La sencillez de su propio temperamento y virtud ponía en él reflejos de la amable figura del Buen Pastor. Declaró que quería llamarse Juan, por su devoción a los dos Santos Juanes, Bautista y Evangelista, y también porque su propio padre había tenido ese nombre.

Se gloriaba de ser hijo de Bérgamo y amaba a su país natal con ternura. En la celebración de su ochenta aniversario, muy solemnemente celebrado en el mundo, no dejó de aludir, medio festivamente, medio emocionadamente, con su estilo característico, a la longevidad de sus progenitores, que sobrepasaron los ochenta, y de otros de su familia.

También es característica de su estilo la manera de rechazar las previsiones trágicas o profecías de que los tiempos actuales son peores que nunca y que parecen anunciar el fin, con los que está en total desacuerdo.

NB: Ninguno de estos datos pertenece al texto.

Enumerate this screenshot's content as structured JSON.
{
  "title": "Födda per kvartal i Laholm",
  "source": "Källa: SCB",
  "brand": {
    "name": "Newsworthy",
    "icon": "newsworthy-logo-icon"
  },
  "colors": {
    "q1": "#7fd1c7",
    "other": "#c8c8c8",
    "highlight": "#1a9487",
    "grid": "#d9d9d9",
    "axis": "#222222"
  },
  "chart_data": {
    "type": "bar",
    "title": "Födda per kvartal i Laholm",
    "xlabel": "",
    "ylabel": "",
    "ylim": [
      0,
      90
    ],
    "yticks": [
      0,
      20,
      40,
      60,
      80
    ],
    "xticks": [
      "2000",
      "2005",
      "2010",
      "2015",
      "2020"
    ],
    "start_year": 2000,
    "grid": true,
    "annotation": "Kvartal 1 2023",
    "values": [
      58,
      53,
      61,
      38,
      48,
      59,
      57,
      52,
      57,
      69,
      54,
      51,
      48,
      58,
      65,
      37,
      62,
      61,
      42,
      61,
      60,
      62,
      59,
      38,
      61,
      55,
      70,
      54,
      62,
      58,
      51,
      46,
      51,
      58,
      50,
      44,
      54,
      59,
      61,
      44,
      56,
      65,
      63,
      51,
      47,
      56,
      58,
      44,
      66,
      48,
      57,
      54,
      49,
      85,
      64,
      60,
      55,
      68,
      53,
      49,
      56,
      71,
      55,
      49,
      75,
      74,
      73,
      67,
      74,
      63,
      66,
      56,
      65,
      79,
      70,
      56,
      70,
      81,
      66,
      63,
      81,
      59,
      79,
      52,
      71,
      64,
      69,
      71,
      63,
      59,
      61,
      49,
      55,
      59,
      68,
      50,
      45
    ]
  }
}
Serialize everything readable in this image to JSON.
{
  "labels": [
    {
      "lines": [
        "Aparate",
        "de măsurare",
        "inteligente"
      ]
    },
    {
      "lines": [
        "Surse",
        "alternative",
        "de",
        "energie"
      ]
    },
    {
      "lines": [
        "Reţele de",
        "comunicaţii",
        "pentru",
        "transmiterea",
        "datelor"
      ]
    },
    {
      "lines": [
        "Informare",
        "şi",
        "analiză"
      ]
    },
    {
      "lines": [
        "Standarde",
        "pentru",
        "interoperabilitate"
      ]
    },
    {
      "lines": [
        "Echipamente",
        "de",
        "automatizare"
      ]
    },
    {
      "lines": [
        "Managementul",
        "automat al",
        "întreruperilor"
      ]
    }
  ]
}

No necesitamos extendernos en mostrar su carácter pastoral en la palabra y la acción. Entre sus Encíclicas hallamos, además de las dos generales ya citadas «Ad Petri Cathedram», (29 junio 1959), y la dedicada a S. León Magno «Aeterna Dei sapientia» (11 noviembre 1961), otras cuatro importantes: «Sacerdotii Nostrii) en el 1.cr Centenario de S. Juan B. Vianney (1 agosto 1959); «Princeps Pastorum», sobre las misiones y clero indígena (28 noviembre 1959), y las dos grandes y memorables Encíclicas sociales «Mater et Magistra» (15 mayo 1961), y «Pacem in terris» (11 abril 1963).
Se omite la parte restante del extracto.